Il futuro – non troppo remoto – di Venezia dipende soltanto da noi. E il punto di partenza non può che essere uno: cercare di orientare nuovamente lo sguardo ad una realtà vissuta. L’architetto Giovanni Leone, presidente di Do.Ve, associazione nata qualche anno fa da un gruppo di esercenti e residenti del sestiere di Dorsoduro, che oggi conta circa 600 membri, non ha dubbi: «A Venezia la regola è l’eccezione, – dice – il che significa riconoscere la varietà, la diversità come un valore. Questa città non è qualcosa di uniforme, ma un mix di parti che stanno assieme. Ecco perché comunità e insieme, contrapposti al dettaglio, sono importanti: Venezia dovrebbe aprirsi innanzitutto alla dimensione sociale, poiché il suo valore non sono i palazzi che la compongono ma la qualità delle sue relazioni». Un aspetto, quest’ultimo, che abbiamo smarrito. E secondo Leone destinato a perdersi ulteriormente se gli abitanti continueranno a calare nei numeri. Tuttavia, quando il periodo nero che la pandemia ha portato con sé sarà solo un lontano ricordo, non basterà rivendicare il diritto alle case. «Bisogna ripensare Venezia come una città da vivere, non da guardare e basta. Sarà dunque necessario portarvi attività e accogliere persone da tutto il mondo, affinché la abitino». La chiave di tutto è chiara: non sfruttare, ma far fruttare la città. In altre parole, darsi una visione che allo stato attuale manca e che non può basarsi esclusivamente su un turismo che «con le sue oscillazioni abbiamo visto che ci affonda. Venezia è unione fra natura e insediamento antropico e tale convivenza non può che essere basata sul rispetto, al quale tutti noi dobbiamo tornare».
La risorsa di Dorsoduro. Una realtà plurale, dunque. Esattamente come quei caratteri di varietà – vera risorsa – che identificano appieno sia l’associazione che il sestiere di Dorsoduro, fatto di attività pensate per il cittadino, musei, sedi universitarie, case popolari e tanto altro.
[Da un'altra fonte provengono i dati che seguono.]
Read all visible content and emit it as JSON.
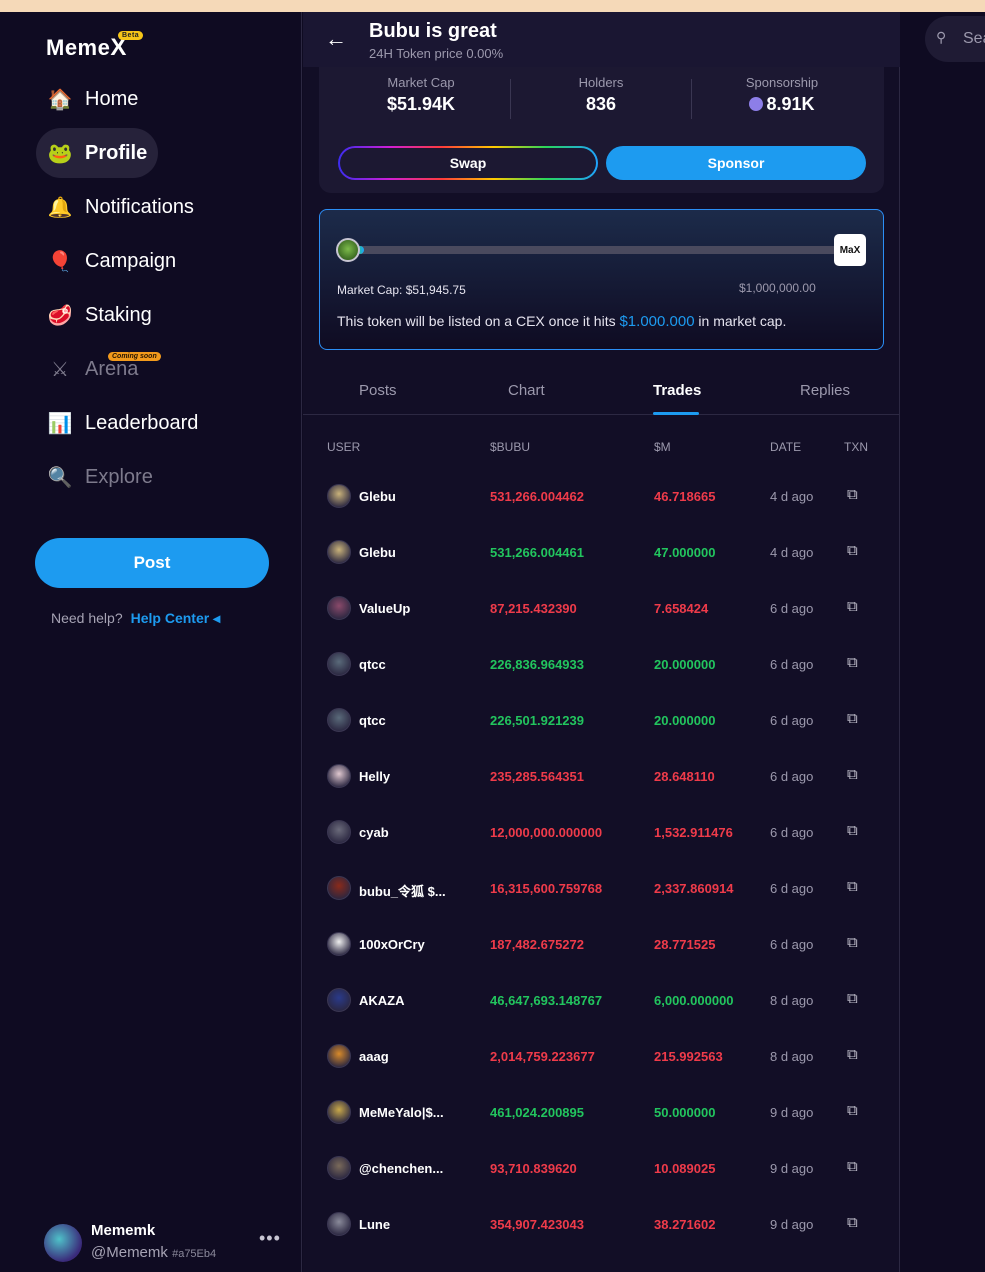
{
  "logo": {
    "text_a": "Meme",
    "text_b": "X",
    "beta": "Beta"
  },
  "nav": [
    {
      "label": "Home",
      "icon": "🏠"
    },
    {
      "label": "Profile",
      "icon": "🐸"
    },
    {
      "label": "Notifications",
      "icon": "🔔"
    },
    {
      "label": "Campaign",
      "icon": "🎈"
    },
    {
      "label": "Staking",
      "icon": "🥩"
    },
    {
      "label": "Arena",
      "icon": "⚔",
      "badge": "Coming soon"
    },
    {
      "label": "Leaderboard",
      "icon": "📊"
    },
    {
      "label": "Explore",
      "icon": "🔍"
    }
  ],
  "post_button": "Post",
  "help": {
    "prefix": "Need help?",
    "link": "Help Center ◂"
  },
  "user": {
    "name": "Mememk",
    "handle": "@Mememk",
    "tag": "#a75Eb4",
    "more": "•••"
  },
  "header": {
    "back": "←",
    "title": "Bubu is great",
    "subtitle": "24H Token price  0.00%"
  },
  "stats": [
    {
      "label": "Market Cap",
      "value": "$51.94K"
    },
    {
      "label": "Holders",
      "value": "836"
    },
    {
      "label": "Sponsorship",
      "value": "8.91K"
    }
  ],
  "buttons": {
    "swap": "Swap",
    "sponsor": "Sponsor"
  },
  "progress": {
    "fraction": 0.0519,
    "market_cap_label": "Market Cap: $51,945.75",
    "target_label": "$1,000,000.00",
    "max_badge": "MaX",
    "cex_prefix": "This token will be listed on a CEX once it hits ",
    "cex_amount": "$1.000.000",
    "cex_suffix": " in market cap."
  },
  "tabs": [
    "Posts",
    "Chart",
    "Trades",
    "Replies"
  ],
  "table": {
    "headers": [
      "USER",
      "$BUBU",
      "$M",
      "DATE",
      "TXN"
    ],
    "rows": [
      {
        "user": "Glebu",
        "token": "531,266.004462",
        "m": "46.718665",
        "date": "4 d ago",
        "side": "red",
        "avatar": "#c9b27a"
      },
      {
        "user": "Glebu",
        "token": "531,266.004461",
        "m": "47.000000",
        "date": "4 d ago",
        "side": "green",
        "avatar": "#c9b27a"
      },
      {
        "user": "ValueUp",
        "token": "87,215.432390",
        "m": "7.658424",
        "date": "6 d ago",
        "side": "red",
        "avatar": "#8a4a6a"
      },
      {
        "user": "qtcc",
        "token": "226,836.964933",
        "m": "20.000000",
        "date": "6 d ago",
        "side": "green",
        "avatar": "#5a6a7a"
      },
      {
        "user": "qtcc",
        "token": "226,501.921239",
        "m": "20.000000",
        "date": "6 d ago",
        "side": "green",
        "avatar": "#5a6a7a"
      },
      {
        "user": "Helly",
        "token": "235,285.564351",
        "m": "28.648110",
        "date": "6 d ago",
        "side": "red",
        "avatar": "#e0c8d0"
      },
      {
        "user": "cyab",
        "token": "12,000,000.000000",
        "m": "1,532.911476",
        "date": "6 d ago",
        "side": "red",
        "avatar": "#6a6a7a"
      },
      {
        "user": "bubu_令狐 $...",
        "token": "16,315,600.759768",
        "m": "2,337.860914",
        "date": "6 d ago",
        "side": "red",
        "avatar": "#8a2a1a"
      },
      {
        "user": "100xOrCry",
        "token": "187,482.675272",
        "m": "28.771525",
        "date": "6 d ago",
        "side": "red",
        "avatar": "#eeeeee"
      },
      {
        "user": "AKAZA",
        "token": "46,647,693.148767",
        "m": "6,000.000000",
        "date": "8 d ago",
        "side": "green",
        "avatar": "#2a3a8a"
      },
      {
        "user": "aaag",
        "token": "2,014,759.223677",
        "m": "215.992563",
        "date": "8 d ago",
        "side": "red",
        "avatar": "#d88a2a"
      },
      {
        "user": "MeMeYalo|$...",
        "token": "461,024.200895",
        "m": "50.000000",
        "date": "9 d ago",
        "side": "green",
        "avatar": "#c8a84a"
      },
      {
        "user": "@chenchen...",
        "token": "93,710.839620",
        "m": "10.089025",
        "date": "9 d ago",
        "side": "red",
        "avatar": "#7a6a5a"
      },
      {
        "user": "Lune",
        "token": "354,907.423043",
        "m": "38.271602",
        "date": "9 d ago",
        "side": "red",
        "avatar": "#8a8a9a"
      }
    ]
  },
  "search": {
    "placeholder": "Sea"
  },
  "colors": {
    "accent": "#1d9bf0",
    "sell": "#ef3b4a",
    "buy": "#22c55e",
    "background": "#0f0b22"
  }
}
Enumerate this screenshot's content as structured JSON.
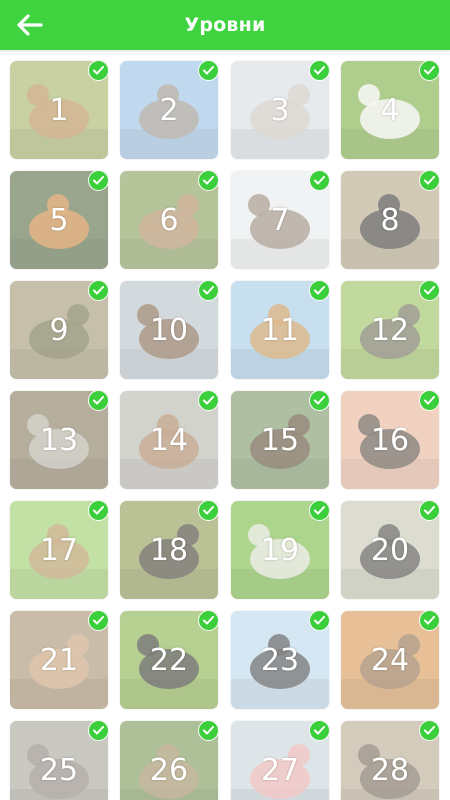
{
  "header": {
    "title": "Уровни",
    "back_icon": "arrow-left-icon",
    "background": "#3fd33f"
  },
  "levels": [
    {
      "number": "1",
      "animal": "hare",
      "completed": true,
      "colors": [
        "#a9b36a",
        "#b98a52"
      ]
    },
    {
      "number": "2",
      "animal": "elephant",
      "completed": true,
      "colors": [
        "#9cc2e4",
        "#9a8f84"
      ]
    },
    {
      "number": "3",
      "animal": "seal",
      "completed": true,
      "colors": [
        "#d7dde1",
        "#c9c2b6"
      ]
    },
    {
      "number": "4",
      "animal": "stork",
      "completed": true,
      "colors": [
        "#7fb04a",
        "#f3f3f3"
      ]
    },
    {
      "number": "5",
      "animal": "tiger",
      "completed": true,
      "colors": [
        "#5c6e49",
        "#d48a3c"
      ]
    },
    {
      "number": "6",
      "animal": "kangaroo",
      "completed": true,
      "colors": [
        "#8aa15c",
        "#b48a64"
      ]
    },
    {
      "number": "7",
      "animal": "wolf",
      "completed": true,
      "colors": [
        "#e9eaec",
        "#8c7b68"
      ]
    },
    {
      "number": "8",
      "animal": "zebra",
      "completed": true,
      "colors": [
        "#b8a88c",
        "#2f2f2f"
      ]
    },
    {
      "number": "9",
      "animal": "crocodile",
      "completed": true,
      "colors": [
        "#a39a76",
        "#6b6a44"
      ]
    },
    {
      "number": "10",
      "animal": "woodpecker",
      "completed": true,
      "colors": [
        "#b9c4c8",
        "#7a5c40"
      ]
    },
    {
      "number": "11",
      "animal": "giraffe",
      "completed": true,
      "colors": [
        "#a6cbe6",
        "#c98f47"
      ]
    },
    {
      "number": "12",
      "animal": "ostrich",
      "completed": true,
      "colors": [
        "#9bc25f",
        "#6b6358"
      ]
    },
    {
      "number": "13",
      "animal": "lemur",
      "completed": true,
      "colors": [
        "#8a7d62",
        "#b9b6ad"
      ]
    },
    {
      "number": "14",
      "animal": "monkey",
      "completed": true,
      "colors": [
        "#b9b8b0",
        "#a87c57"
      ]
    },
    {
      "number": "15",
      "animal": "bear",
      "completed": true,
      "colors": [
        "#7e9a6a",
        "#5a4430"
      ]
    },
    {
      "number": "16",
      "animal": "vulture",
      "completed": true,
      "colors": [
        "#e9b79c",
        "#4a4238"
      ]
    },
    {
      "number": "17",
      "animal": "gopher",
      "completed": true,
      "colors": [
        "#9fcf6d",
        "#b58e5c"
      ]
    },
    {
      "number": "18",
      "animal": "tasmanian-devil",
      "completed": true,
      "colors": [
        "#8e9b55",
        "#3c3630"
      ]
    },
    {
      "number": "19",
      "animal": "goose",
      "completed": true,
      "colors": [
        "#7cbc48",
        "#e2e0d8"
      ]
    },
    {
      "number": "20",
      "animal": "buffalo",
      "completed": true,
      "colors": [
        "#c7c8b4",
        "#3d3a36"
      ]
    },
    {
      "number": "21",
      "animal": "lynx",
      "completed": true,
      "colors": [
        "#a99473",
        "#caa379"
      ]
    },
    {
      "number": "22",
      "animal": "skunk",
      "completed": true,
      "colors": [
        "#89b44e",
        "#2f2d2b"
      ]
    },
    {
      "number": "23",
      "animal": "penguin",
      "completed": true,
      "colors": [
        "#bcd8ea",
        "#3a3a3a"
      ]
    },
    {
      "number": "24",
      "animal": "hedgehog",
      "completed": true,
      "colors": [
        "#d89a5a",
        "#8a6a4a"
      ]
    },
    {
      "number": "25",
      "animal": "hippo",
      "completed": true,
      "colors": [
        "#a9a79c",
        "#8a7f7a"
      ]
    },
    {
      "number": "26",
      "animal": "hyena",
      "completed": true,
      "colors": [
        "#7c9a58",
        "#a58c66"
      ]
    },
    {
      "number": "27",
      "animal": "flamingo",
      "completed": true,
      "colors": [
        "#c9d6dc",
        "#e9a7a4"
      ]
    },
    {
      "number": "28",
      "animal": "porcupine",
      "completed": true,
      "colors": [
        "#b9ac93",
        "#6e6254"
      ]
    }
  ],
  "check_icon": "check-icon",
  "check_color": "#3ccf3c"
}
Perché per Leone, contrariamente al prodotto turistico a cui la città lagunare si è votata negli ultimi tempi, bisogna andare oltre. Ossia «trasmettere agli ospiti (e non turisti) che un modo diverso di vivere questo luogo è possibile. Venirci a fare esperienza e assaporarne la dimensione introspettiva, in quanto a Venezia cammini e allo stesso tempo pensi, rifletti». Allora ecco che il momento presente, segnato da un’annata complicata, può essere visto come un’opportunità di rilancio. Di ripartenza dalla giusta prospettiva. «Un ritorno al passato non è possibile», commenta il presidente, sottolineando come l’impegno dell’associazione – nata per consolidare l’appartenenza ad una comunità di vicinato – consisterà sempre di più nel cercare di creare dialogo, a 360 gradi. Fare da ponte.
Un esempio controcorrente. Accanto alle prospettive future, non mancano intanto le riflessioni sull’oggi. «I negozianti della zona? Il 60% di loro è in difficoltà». E il motivo è semplice. «I proprietari di tante botteghe e fondi – in alcuni casi, diciamolo, non speculatori stranieri ma veneziani – hanno fatto uno sconto solo temporaneo sugli affitti, chiedendo per il 2021 quanto non arrivato nel 2020. La gente si è abituata ad un certo livello di guadagno e non vuole retrocedere. Ma questo significa condannare le attività alla chiusura». Gli esempi positivi tuttavia non mancano. Come quello di “Small caps”, studio di progettazione grafica, trasferitosi da calle de l’Avogaria in campo Santa Margherita su proposta del proprietario, col quale i titolari hanno accordato un prezzo ragionevole. E proprio loro, per non mettere in difficoltà la proprietaria dell’altro fondo, hanno trovato un artista che vada a lavorare lì. «Questo è il senso di comunità. In questo periodo più che mai dobbiamo rilanciare i valori reali, profondi. Altrimenti la crisi non farà che inaridirci», dice Leone, soffermandosi sui prossimi progetti, pandemia permettendo, come “Musica a chilometro zero”. «Tra i nostri associati c’è anche il Venice Jazz Club, con il quale in primavera organizzeremo dei concerti nei vari campi della città. Stiamo avviando relazioni anche con il museo Guggenheim e Ca’ Rezzonico per utilizzarne il giardino in occasione della presentazione di libri».